ORCHESTRA OF ST. LUKE'S
November 26, 2013
Guest conductor Iván Fischer (music director of the Budapest Festival Orchestra) led the Orchestra of St. Luke’s at Carnegie Hall in a program of Hungarian and German work.
The program featured Leó Weiner’s rarely heard Serenade for Small Orchestra (1906). Although its central theme charmed at first, it soon felt overused. The Serenade generally feels well crafted, but colorless, and probably deserving of its role as the program’s forgotten curio. There are reasons why some graves don’t get flowers.

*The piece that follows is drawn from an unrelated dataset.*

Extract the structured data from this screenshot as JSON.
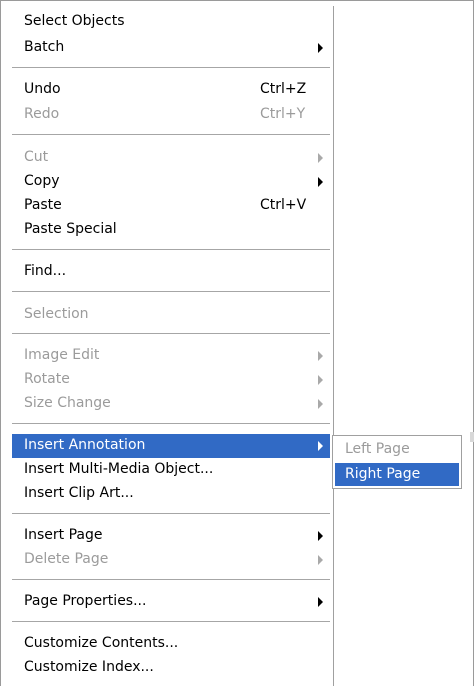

The Weiner piece sat in contrast to Béla Bartók’s illuminating and inventive Hungarian Sketches (1931). While both Hungarian composers found inspiration in folk music, Bartók’s ability to synthesize this with his earlier Romantic tendencies to fashion his own unique, expressive language is what sets the composers far apart. The orchestra was incisive throughout – Fischer managing stirring silences amid the clever melodies and rhythms.
American pianist Jonathan Biss joined Fischer and the orchestra for Schumann’s Piano Concerto in A minor (1841; 1845). For all the lovely moments where piano and orchestra entwined, there were lulls in each movement that detracted from its overall grace.
As the program seemed to be ordered in ascending quality, from inessential to masterwork, Mozart’s 1788 “Jupiter” Symphony ended the night. Fischer conducted from memory through this affirmation of our worth as a species – a work that is, if not proof of a God, proof we can make something just as good.